The National German Oral Health Survey in Children and Adolescents revealed 14% of 3-year-olds had caries on a dmft level in Germany,3 which is at the lower end of an international comparison. The mean value in the affected children (the newly introduced Specific affected Caries Index [SaC]17) was 3.6 dmft, making pulpal involvement, subsequent toothache, and probably a treatment under general anesthesia (GA) due to the high number of carious teeth as well as the low compliance in these small children likely – or a painful, and potentially traumatic experience when extraction in uncooperative children is performed if GA is not available.3
A closer look reveals that in spite of a very low mean caries prevalence of 0.3 dmft in 2-year-olds, a small risk group of children develops “real” ECC from the first tooth onwards (Table 1-1). Here ECC is caused by infant feeding that provides a high sugar content and/or erosive drinks in combination with insufficient or a complete lack of oral hygiene.18 Regarding the “epidemiologic” definition of ECC, in Germany the prevalence increases to almost 35% at a defect level until school age.3,7 The care index of less than 50% is not satisfactory, and clearly lower than in the permanent dentition.3 The young age of the children and the high burden of the disease in many countries make a primary preventive approach to manage the problem of ECC (see Chapters 5 and 9) more logical than the secondary or tertiary prevention (see Chapters 12 to 14) via, for example, restorations or even extractions.

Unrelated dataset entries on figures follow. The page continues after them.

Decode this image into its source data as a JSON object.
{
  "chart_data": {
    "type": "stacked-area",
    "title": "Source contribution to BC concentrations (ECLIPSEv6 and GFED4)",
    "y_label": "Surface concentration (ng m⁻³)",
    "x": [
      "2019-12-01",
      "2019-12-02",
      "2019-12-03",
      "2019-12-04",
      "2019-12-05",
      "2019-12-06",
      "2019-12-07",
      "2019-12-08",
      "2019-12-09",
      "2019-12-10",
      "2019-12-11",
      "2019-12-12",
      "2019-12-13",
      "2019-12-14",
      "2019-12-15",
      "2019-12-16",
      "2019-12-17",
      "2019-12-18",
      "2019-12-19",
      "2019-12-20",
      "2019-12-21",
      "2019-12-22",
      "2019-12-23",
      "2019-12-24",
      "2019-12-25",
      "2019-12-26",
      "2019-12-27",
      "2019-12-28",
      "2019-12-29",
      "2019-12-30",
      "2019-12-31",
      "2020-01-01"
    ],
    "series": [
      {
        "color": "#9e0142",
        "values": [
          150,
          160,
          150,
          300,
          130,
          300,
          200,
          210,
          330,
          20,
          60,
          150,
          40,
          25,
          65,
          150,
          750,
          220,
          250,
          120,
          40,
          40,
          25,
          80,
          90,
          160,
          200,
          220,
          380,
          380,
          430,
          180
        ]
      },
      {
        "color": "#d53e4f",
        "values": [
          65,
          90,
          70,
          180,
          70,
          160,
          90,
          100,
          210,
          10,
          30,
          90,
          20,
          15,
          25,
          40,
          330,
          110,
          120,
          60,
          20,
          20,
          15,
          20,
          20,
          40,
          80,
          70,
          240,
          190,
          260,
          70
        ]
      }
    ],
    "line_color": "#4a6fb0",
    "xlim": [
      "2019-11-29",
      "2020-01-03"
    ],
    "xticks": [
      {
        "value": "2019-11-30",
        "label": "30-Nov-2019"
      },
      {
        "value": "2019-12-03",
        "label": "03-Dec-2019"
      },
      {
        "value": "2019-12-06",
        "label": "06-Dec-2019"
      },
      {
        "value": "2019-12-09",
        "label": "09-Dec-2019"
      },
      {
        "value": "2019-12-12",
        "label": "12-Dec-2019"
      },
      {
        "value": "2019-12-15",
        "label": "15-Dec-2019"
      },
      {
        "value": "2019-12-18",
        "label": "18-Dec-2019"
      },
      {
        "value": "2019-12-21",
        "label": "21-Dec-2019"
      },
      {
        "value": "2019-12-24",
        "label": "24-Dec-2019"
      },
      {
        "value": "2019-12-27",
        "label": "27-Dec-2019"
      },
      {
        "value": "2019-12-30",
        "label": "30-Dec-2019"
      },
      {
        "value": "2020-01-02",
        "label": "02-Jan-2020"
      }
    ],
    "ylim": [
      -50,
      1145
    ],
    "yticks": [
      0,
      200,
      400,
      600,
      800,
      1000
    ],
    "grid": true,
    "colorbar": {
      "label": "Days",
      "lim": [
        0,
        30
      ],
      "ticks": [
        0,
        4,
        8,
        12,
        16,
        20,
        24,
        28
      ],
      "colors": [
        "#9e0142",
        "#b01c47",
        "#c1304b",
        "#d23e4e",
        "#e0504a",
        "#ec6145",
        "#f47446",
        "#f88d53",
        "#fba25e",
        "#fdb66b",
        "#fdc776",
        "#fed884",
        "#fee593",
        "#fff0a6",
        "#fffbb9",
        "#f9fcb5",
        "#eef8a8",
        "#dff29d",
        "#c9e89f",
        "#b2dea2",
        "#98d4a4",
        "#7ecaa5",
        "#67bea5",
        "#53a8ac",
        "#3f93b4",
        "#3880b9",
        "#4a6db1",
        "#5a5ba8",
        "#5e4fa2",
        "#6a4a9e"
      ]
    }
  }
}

Table 1-1 Mean caries prevalence data (dmft) for all kindergarten children in Greifswald, Germany, 2019, as well as mean values and care index for the subgroup of children with/without caries, fillings, and/or missing teeth due to caries (dmft = 0 and > 0, n ~ 1,500)17
Analogous to the above-mentioned definition of caries as a net loss of minerals, caries diagnostics would assess the change of minerals over time. As caries is a process, this implies that a one-time diagnosis requires a continuous sampling technique or is even per se impossible.
The ORCA/IADR consensus solves this problem by stating that “caries diagnosis is the clinical judgment integrating available information, including the detection and assessment of caries signs (lesions), to determine presence of the disease.”1 This is especially crucial for secondary or tertiary prevention, with the signs or symptoms of caries already being clearly present in an individual. “The main purpose of clinical caries diagnosis is to achieve the best health outcome for the patient by selecting the best management option for each lesion type, to inform the patient, and to monitor the clinical course of the disease.”1 This is relevant to all levels of prevention, as many teeth and surfaces within one individual often present different stages of the caries process.
It is important to comprehend that the diagnosis of caries as a process or caries activity differs from the diagnosis of past mineral loss or even cavitation, which was traditionally defined as “caries diagnostics.” According to ORCA/IADR, caries activity “is a concept that reflects the mineral balance, in terms of net mineral loss, net mineral gain, or stasis over time.”1 Caries active implies caries initiation or progression; caries inactive implies caries arrest or regression.19 The diagnosis of caries activity can actually be used as the gold standard for the success of preventive measures because they should reduce the net mineral loss to zero or even remineralize existing lesions. The detection of cavitation due to caries is a comparatively crude diagnostic approach.